The Housing Ombudsman, who regulates social landlords such as councils and housing associations, made 21,740 interventions to “put things right for residents” in the past year.
Interventions ranged from doing repairs to paying compensation and improving practices – a 329% increase in the previous 12 months.
It has also published 271 landlord performance reports and written to 126 landlords where failings were found in 75% or more of its decisions – compared to just 25 landlords last year.
Other key figures include:
- 73% of decisions resulted in maladministrationbecause the landlord did not follow its legal requirements, policy or process;
- 73% of property condition findings upheld, 84% for the handling of the complaint, 68% for anti-social behaviour and 62% for health and safety, including building safety – every complaint category has seen an increase;
- the area with the highest proportion of findings upheld was London at 77% compared to the lowest of 62% in the North East and Yorkshire, with every region witnessing an increase;
- nine landlords received more than 5 failure orders for non-compliance with the Complaint Handling Code or cooperating with investigations.
The Ombudsman’s annual review says: “The impact on residents’ lives and welfare of poor services and conditions is apparent in the complaints investigated throughout the year.
“This includes declining school attendance amongst children living with untreated damp and mould, repair delays forcing a father to carry his severely disabled daughter up and down the stairs every day, and a doctor advising that housing conditions could have led to a resident’s lung infection.
“In several cases of disrepair residents have referred to visiting hospital while waiting for works.”
Richard Blakeway, the Housing Ombudsman, says: “These figures are another stark reminder of the scale of the housing emergency and the urgent need for landlords to improve essential services and some living conditions.
“Both our complaint review and satisfaction surveys show that social housing residents deserve better.
“… Behind every statistic is a resident’s life that has been disrupted by landlord inaction or ineffectiveness. Our cases show this leads to children missing school, reports of declining health or people forced to sleep on sofas or floors.
“This could be avoided with more investment into existing homes, improved systems and technology and stronger service management. Without tackling the root causes of complaints, trust in landlords will be eroded, with communities and the economy adversely impacted.
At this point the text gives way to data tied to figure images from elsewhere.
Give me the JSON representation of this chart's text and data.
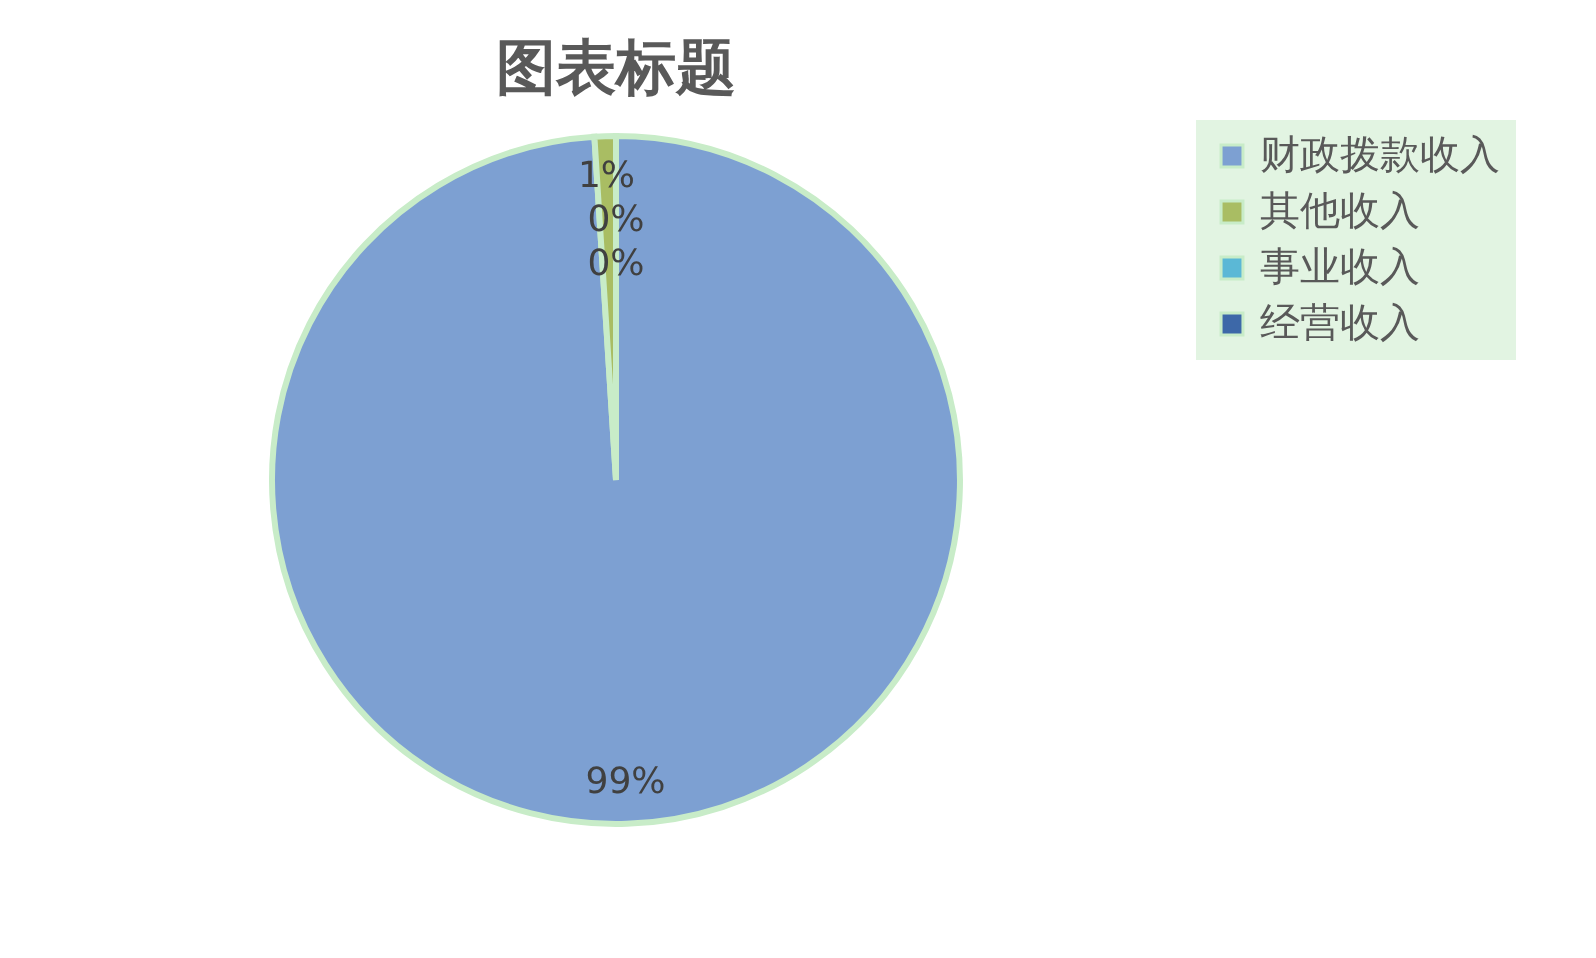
{
  "chart_data": {
    "type": "pie",
    "title": "图表标题",
    "categories": [
      "财政拨款收入",
      "其他收入",
      "事业收入",
      "经营收入"
    ],
    "values": [
      99,
      1,
      0,
      0
    ],
    "colors": [
      "#7da0d2",
      "#a9bd63",
      "#5bb8d6",
      "#3d68a8"
    ],
    "value_labels": [
      "99%",
      "1%",
      "0%",
      "0%"
    ],
    "legend": "right"
  }
}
“Resolving some of these fundamentals can be the catalyst for a better future where landlords prevent complaints coming to us and deliver better outcomes for residents.
“…The incoming Decent Homes Standard will set minimum conditions of social homes for the next generation. This important and vital programme risks being an unfulfilled promise if landlords do not grip the issues exposed by this review. Social landlords also need to ensure they can focus on improving and investing in existing homes when wanting to help build the thousands of more homes needed.”